II – Principes fondamentaux applicables à ces amendements
Deux dispositions doivent guider les amendements lors du réexamen :
- Article 33 de la loi sur les brevets : aucun amendement aux documents de la demande ne peut étendre le contenu de la demande au-delà de ce qui a été divulgué dans la description et les revendications telles qu’initialement déposées.
- Règle 66 du règlement d’application : le demandeur peut apporter des amendements aux documents de la demande soit lors du dépôt de la requête en réexamen, soit en réponse à la notification de réexamen émise par la CNIPA ; toutefois, les amendements doivent se limiter à la correction des irrégularités relevées dans la décision de rejet ou la notification de réexamen.

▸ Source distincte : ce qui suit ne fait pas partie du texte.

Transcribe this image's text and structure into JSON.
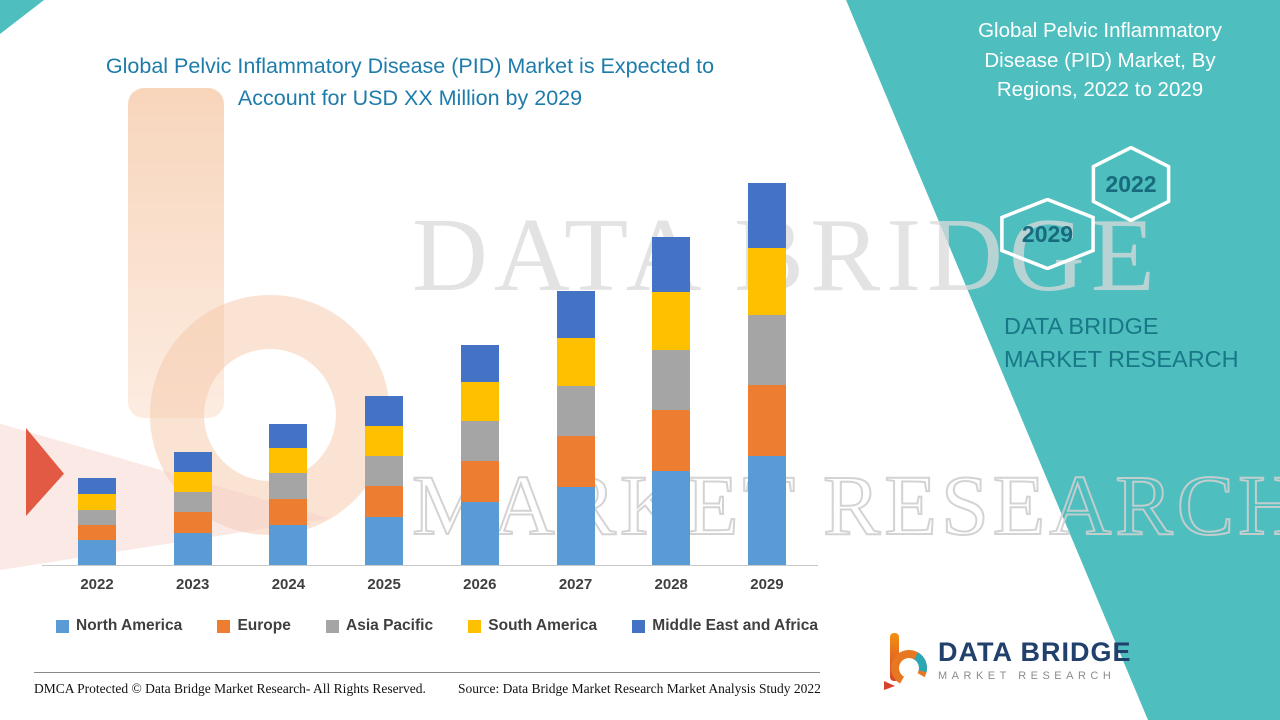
{
  "header": {
    "left_title": "Global Pelvic Inflammatory Disease (PID) Market is Expected to Account for USD XX Million by 2029"
  },
  "right_panel": {
    "title": "Global Pelvic Inflammatory Disease (PID) Market, By Regions, 2022 to 2029",
    "hexagons": [
      {
        "label": "2029"
      },
      {
        "label": "2022"
      }
    ],
    "brand": "DATA BRIDGE MARKET RESEARCH",
    "band_color": "#4EBEBF"
  },
  "watermark": {
    "line1": "DATA BRIDGE",
    "line2": "MARKET RESEARCH"
  },
  "footer": {
    "dmca": "DMCA Protected © Data Bridge Market Research- All Rights Reserved.",
    "source": "Source: Data Bridge Market Research Market Analysis Study 2022"
  },
  "logo": {
    "title": "DATA BRIDGE",
    "subtitle": "MARKET RESEARCH"
  },
  "chart_data": {
    "type": "bar",
    "stacked": true,
    "title": "Global Pelvic Inflammatory Disease (PID) Market, By Regions, 2022 to 2029",
    "categories": [
      "2022",
      "2023",
      "2024",
      "2025",
      "2026",
      "2027",
      "2028",
      "2029"
    ],
    "series": [
      {
        "name": "North America",
        "color": "#5B9BD5",
        "values": [
          2.5,
          3.2,
          4.0,
          4.8,
          6.3,
          7.8,
          9.4,
          10.9
        ]
      },
      {
        "name": "Europe",
        "color": "#ED7D31",
        "values": [
          1.5,
          2.1,
          2.6,
          3.1,
          4.1,
          5.1,
          6.1,
          7.1
        ]
      },
      {
        "name": "Asia Pacific",
        "color": "#A5A5A5",
        "values": [
          1.5,
          2.0,
          2.6,
          3.0,
          4.0,
          5.0,
          6.0,
          7.0
        ]
      },
      {
        "name": "South America",
        "color": "#FFC000",
        "values": [
          1.6,
          2.0,
          2.5,
          3.0,
          3.9,
          4.8,
          5.8,
          6.7
        ]
      },
      {
        "name": "Middle East and Africa",
        "color": "#4472C4",
        "values": [
          1.6,
          2.0,
          2.4,
          3.0,
          3.7,
          4.7,
          5.5,
          6.5
        ]
      }
    ],
    "xlabel": "",
    "ylabel": "",
    "y_axis_visible": false,
    "gridlines": false,
    "legend_position": "bottom",
    "ylim": [
      0,
      40
    ],
    "units": "relative index (source shows values as 'USD XX Million')",
    "value_note": "Segment values estimated from bar heights; actual figures are masked as XX in the source graphic."
  }
}
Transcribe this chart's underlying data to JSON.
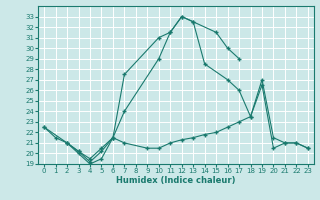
{
  "title": "",
  "xlabel": "Humidex (Indice chaleur)",
  "bg_color": "#cce8e8",
  "grid_color": "#ffffff",
  "line_color": "#1a7a6e",
  "xlim": [
    -0.5,
    23.5
  ],
  "ylim": [
    19,
    34
  ],
  "xticks": [
    0,
    1,
    2,
    3,
    4,
    5,
    6,
    7,
    8,
    9,
    10,
    11,
    12,
    13,
    14,
    15,
    16,
    17,
    18,
    19,
    20,
    21,
    22,
    23
  ],
  "yticks": [
    19,
    20,
    21,
    22,
    23,
    24,
    25,
    26,
    27,
    28,
    29,
    30,
    31,
    32,
    33
  ],
  "line1": {
    "x": [
      0,
      1,
      2,
      3,
      4,
      5,
      6,
      7,
      10,
      11,
      12,
      13,
      15,
      16,
      17
    ],
    "y": [
      22.5,
      21.5,
      21.0,
      20.0,
      19.0,
      19.5,
      21.5,
      24.0,
      29.0,
      31.5,
      33.0,
      32.5,
      31.5,
      30.0,
      29.0
    ]
  },
  "line2": {
    "x": [
      2,
      3,
      4,
      5,
      6,
      7,
      10,
      11,
      12,
      13,
      14,
      16,
      17,
      18,
      19,
      20,
      21,
      22,
      23
    ],
    "y": [
      21.0,
      20.2,
      19.2,
      20.2,
      21.5,
      27.5,
      31.0,
      31.5,
      33.0,
      32.5,
      28.5,
      27.0,
      26.0,
      23.5,
      27.0,
      21.5,
      21.0,
      21.0,
      20.5
    ]
  },
  "line3": {
    "x": [
      0,
      2,
      3,
      4,
      5,
      6,
      7,
      9,
      10,
      11,
      12,
      13,
      14,
      15,
      16,
      17,
      18,
      19,
      20,
      21,
      22,
      23
    ],
    "y": [
      22.5,
      21.0,
      20.2,
      19.5,
      20.5,
      21.5,
      21.0,
      20.5,
      20.5,
      21.0,
      21.3,
      21.5,
      21.8,
      22.0,
      22.5,
      23.0,
      23.5,
      26.5,
      20.5,
      21.0,
      21.0,
      20.5
    ]
  }
}
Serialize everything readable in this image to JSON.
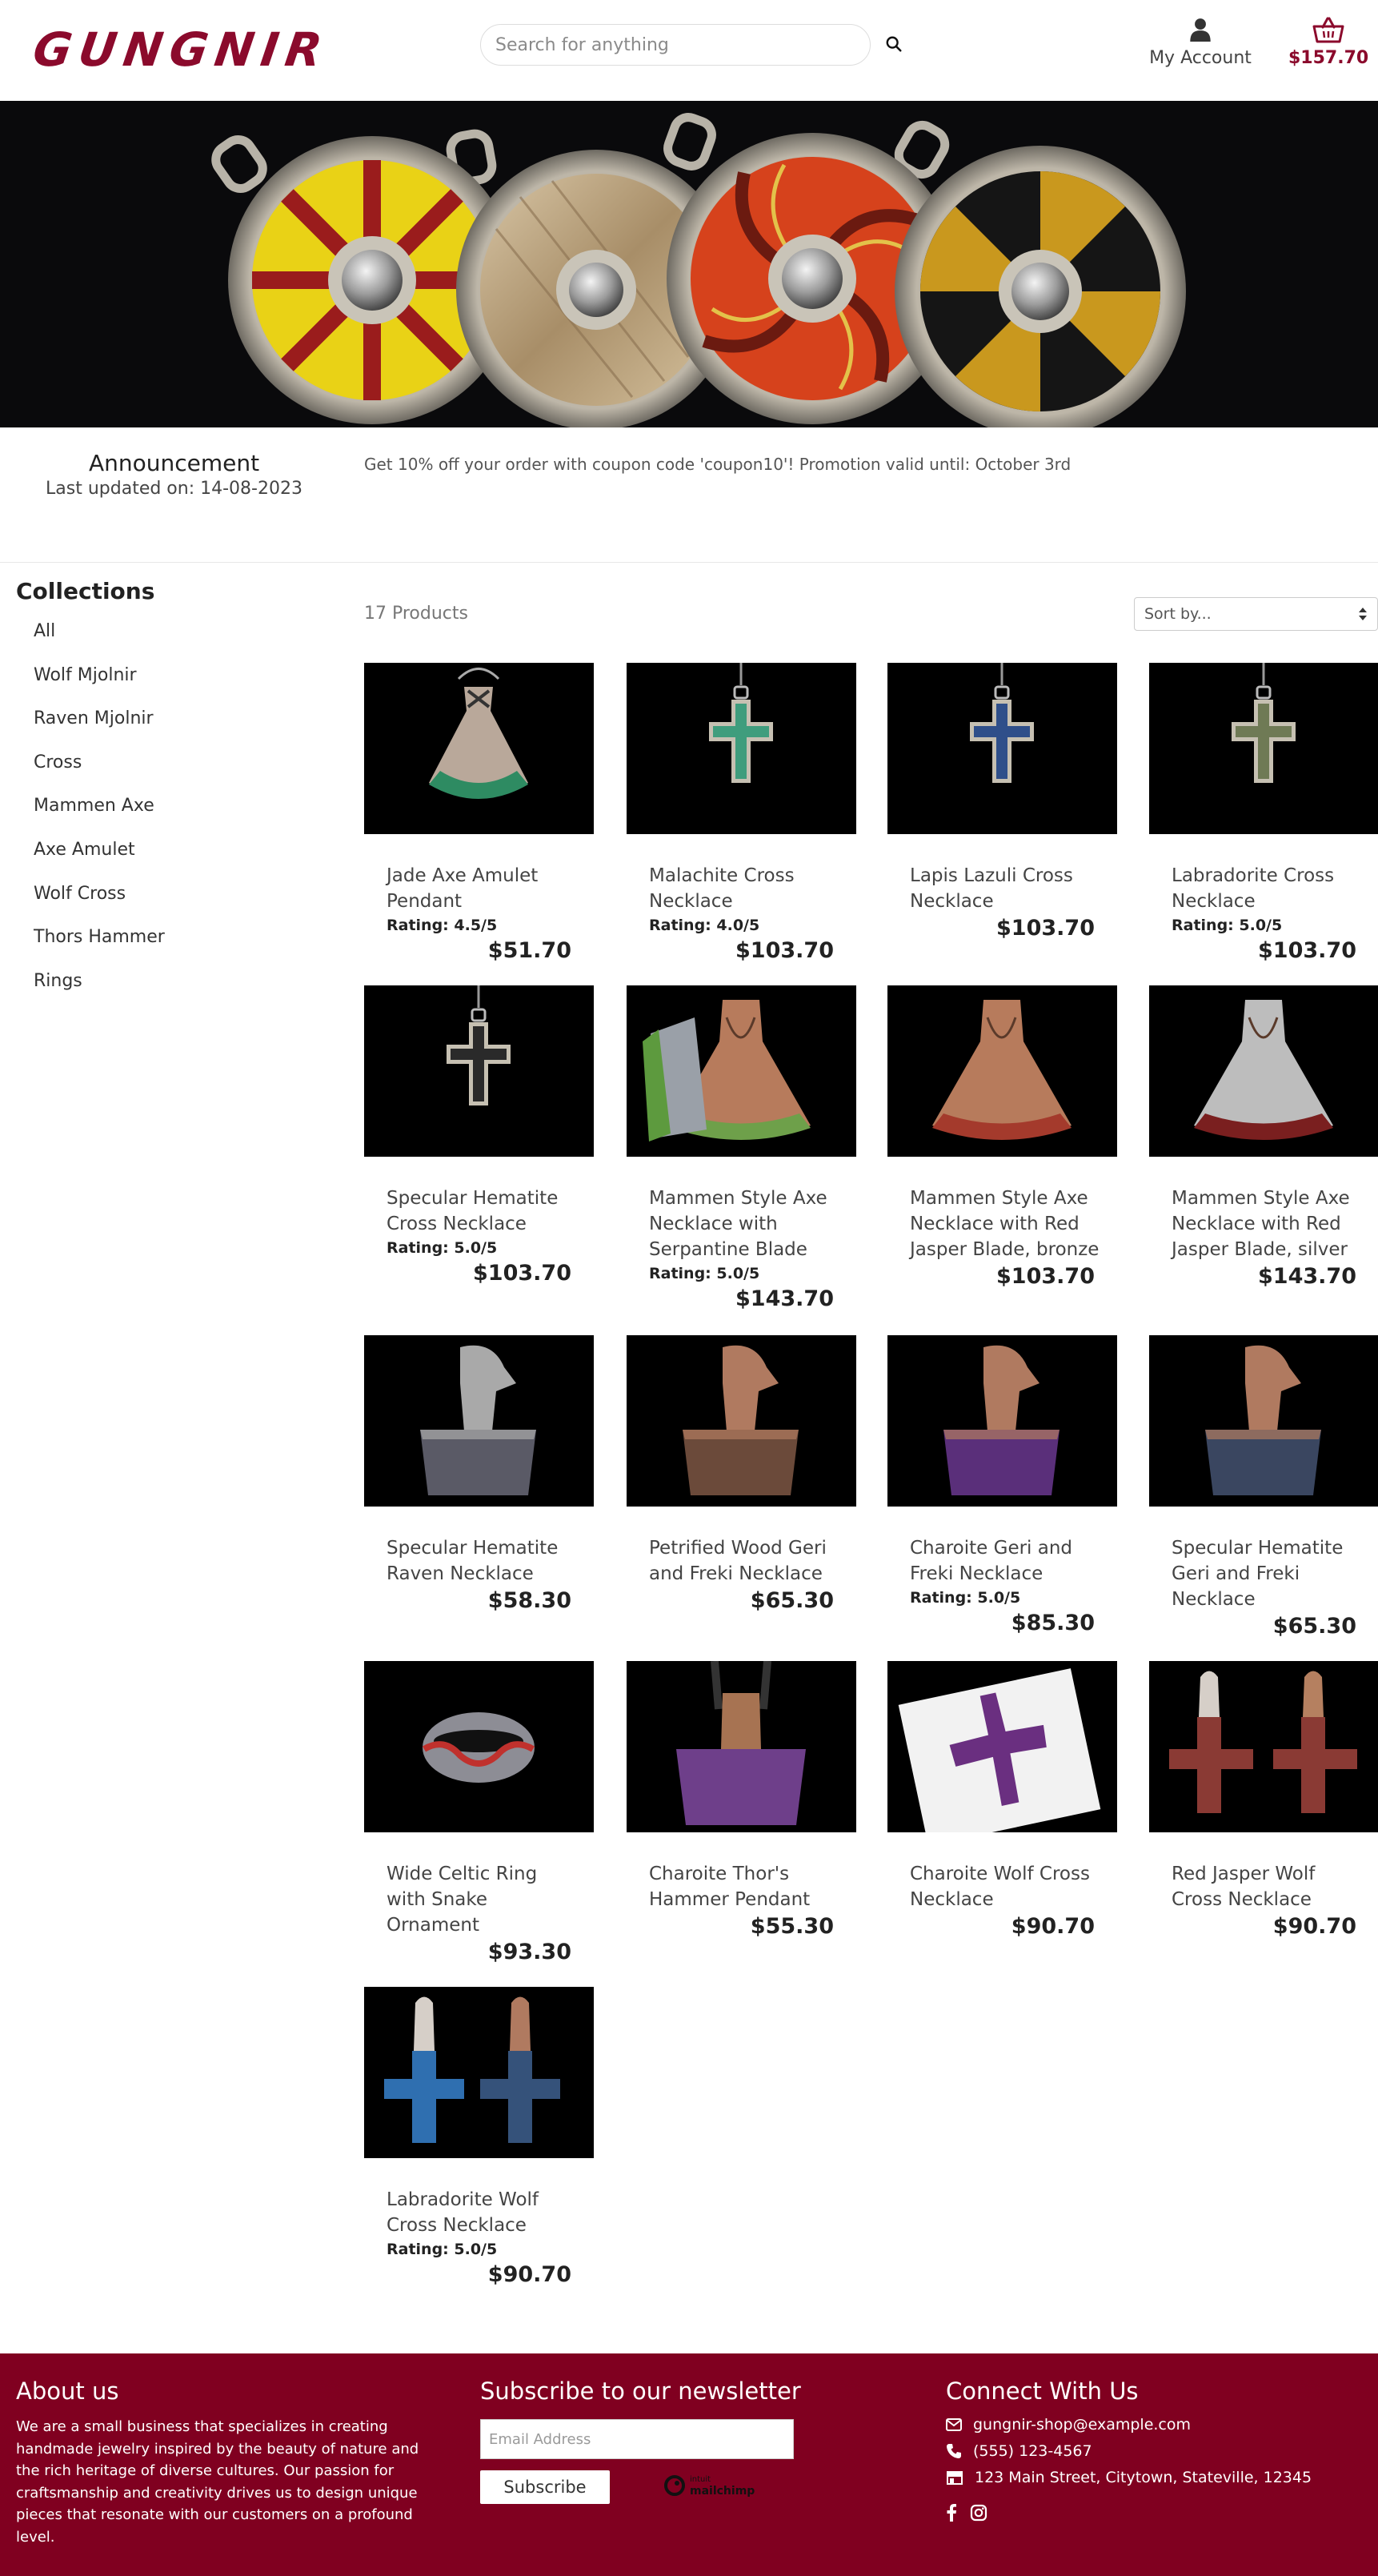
{
  "header": {
    "logo": "GUNGNIR",
    "search_placeholder": "Search for anything",
    "account_label": "My Account",
    "cart_total": "$157.70"
  },
  "announcement": {
    "title": "Announcement",
    "updated": "Last updated on: 14-08-2023",
    "text": "Get 10% off your order with coupon code 'coupon10'! Promotion valid until: October 3rd"
  },
  "collections": {
    "title": "Collections",
    "items": [
      "All",
      "Wolf Mjolnir",
      "Raven Mjolnir",
      "Cross",
      "Mammen Axe",
      "Axe Amulet",
      "Wolf Cross",
      "Thors Hammer",
      "Rings"
    ]
  },
  "toolbar": {
    "count": "17 Products",
    "sort_label": "Sort by..."
  },
  "products": [
    {
      "name": "Jade Axe Amulet Pendant",
      "rating": "Rating: 4.5/5",
      "price": "$51.70"
    },
    {
      "name": "Malachite Cross Necklace",
      "rating": "Rating: 4.0/5",
      "price": "$103.70"
    },
    {
      "name": "Lapis Lazuli Cross Necklace",
      "rating": "",
      "price": "$103.70"
    },
    {
      "name": "Labradorite Cross Necklace",
      "rating": "Rating: 5.0/5",
      "price": "$103.70"
    },
    {
      "name": "Specular Hematite Cross Necklace",
      "rating": "Rating: 5.0/5",
      "price": "$103.70"
    },
    {
      "name": "Mammen Style Axe Necklace with Serpantine Blade",
      "rating": "Rating: 5.0/5",
      "price": "$143.70"
    },
    {
      "name": "Mammen Style Axe Necklace with Red Jasper Blade, bronze",
      "rating": "",
      "price": "$103.70"
    },
    {
      "name": "Mammen Style Axe Necklace with Red Jasper Blade, silver",
      "rating": "",
      "price": "$143.70"
    },
    {
      "name": "Specular Hematite Raven Necklace",
      "rating": "",
      "price": "$58.30"
    },
    {
      "name": "Petrified Wood Geri and Freki Necklace",
      "rating": "",
      "price": "$65.30"
    },
    {
      "name": "Charoite Geri and Freki Necklace",
      "rating": "Rating: 5.0/5",
      "price": "$85.30"
    },
    {
      "name": "Specular Hematite Geri and Freki Necklace",
      "rating": "",
      "price": "$65.30"
    },
    {
      "name": "Wide Celtic Ring with Snake Ornament",
      "rating": "",
      "price": "$93.30"
    },
    {
      "name": "Charoite Thor's Hammer Pendant",
      "rating": "",
      "price": "$55.30"
    },
    {
      "name": "Charoite Wolf Cross Necklace",
      "rating": "",
      "price": "$90.70"
    },
    {
      "name": "Red Jasper Wolf Cross Necklace",
      "rating": "",
      "price": "$90.70"
    },
    {
      "name": "Labradorite Wolf Cross Necklace",
      "rating": "Rating: 5.0/5",
      "price": "$90.70"
    }
  ],
  "footer": {
    "about_title": "About us",
    "about_text": "We are a small business that specializes in creating handmade jewelry inspired by the beauty of nature and the rich heritage of diverse cultures. Our passion for craftsmanship and creativity drives us to design unique pieces that resonate with our customers on a profound level.",
    "newsletter_title": "Subscribe to our newsletter",
    "email_placeholder": "Email Address",
    "subscribe_label": "Subscribe",
    "mailchimp_intuit": "intuit",
    "mailchimp_label": "mailchimp",
    "connect_title": "Connect With Us",
    "email": "gungnir-shop@example.com",
    "phone": "(555) 123-4567",
    "address": "123 Main Street, Citytown, Stateville, 12345"
  }
}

En particulier, selon les Directives d’examen des brevets, dans les situations suivantes, les amendements sont généralement irrecevables :
- Les revendications modifiées étendent la portée des revendications visées par la décision de rejet. Il est important de noter que la comparaison ne se fait pas avec les revendications telles qu’initialement déposées, mais avec les revendications visées par la décision de rejet.
- Les revendications modifiées présentent une solution technique qui ne possède pas d’unité d’invention par rapport à une solution technique des revendications visées par la décision de rejet.
- Les amendements changent la catégorie d’une revendication (par exemple, d’une revendication de produit à une revendication de procédé) ou ajoutent volontairement de nouvelles revendications.
- Les amendements portent sur des revendications ou des passages de la description qui ne sont pas concernés par les irrégularités relevées dans la décision de rejet, sauf s’il s’agit de corriger des fautes évidentes de frappe ou des irrégularités de même nature que ceux relevées dans la décision de rejet.
En comparaison, les restrictions applicables aux amendements volontaires sont plus faibles que celles applicables aux amendements effectués au stade du réexamen. En effet, pour les premières, le principe fondamental réside dans l’interdiction de dépasser la portée initiale, tandis que, pour les secondes, il repose sur l’interdiction d’élargir la portée en instance et d’introduire de nouvelles matières. De plus, il existe davantage d’amendements acceptables au cours de l’examen de fond. Par exemple, le troisième type d’amendements mentionné ci-dessus est admis en réponse aux lettres officielles, à condition que la solution technique de la revendication de procédé soit divulguée dans la description de la demande. Ainsi, les amendements effectués au stade du réexamen sont soumis aux restrictions les plus strictes.
Conclusion
En conclusion, si le demandeur souhaite apporter des amendements volontaires, il est fortement recommandé de le faire le plus tôt possible, par exemple lors du dépôt de la requête en examen de fond. En effet, la procédure de réexamen constitue un mécanisme de recours qui vise à contrôler la régularité de la décision de rejet et non à effectuer un examen complet de la demande. Elle assure néanmoins la continuité de l’examen, et le jury de réexamen peut tout de même relever ex officio des irrégularités substantielles et évidentes qui n’ont pas été mentionnées dans la décision de rejet, telles que le non-respect du principe de bonne foi, ou la présence, dans d’autres revendications, des irrégularités analogues à celles déjà relevées à l’égard d’une revendication.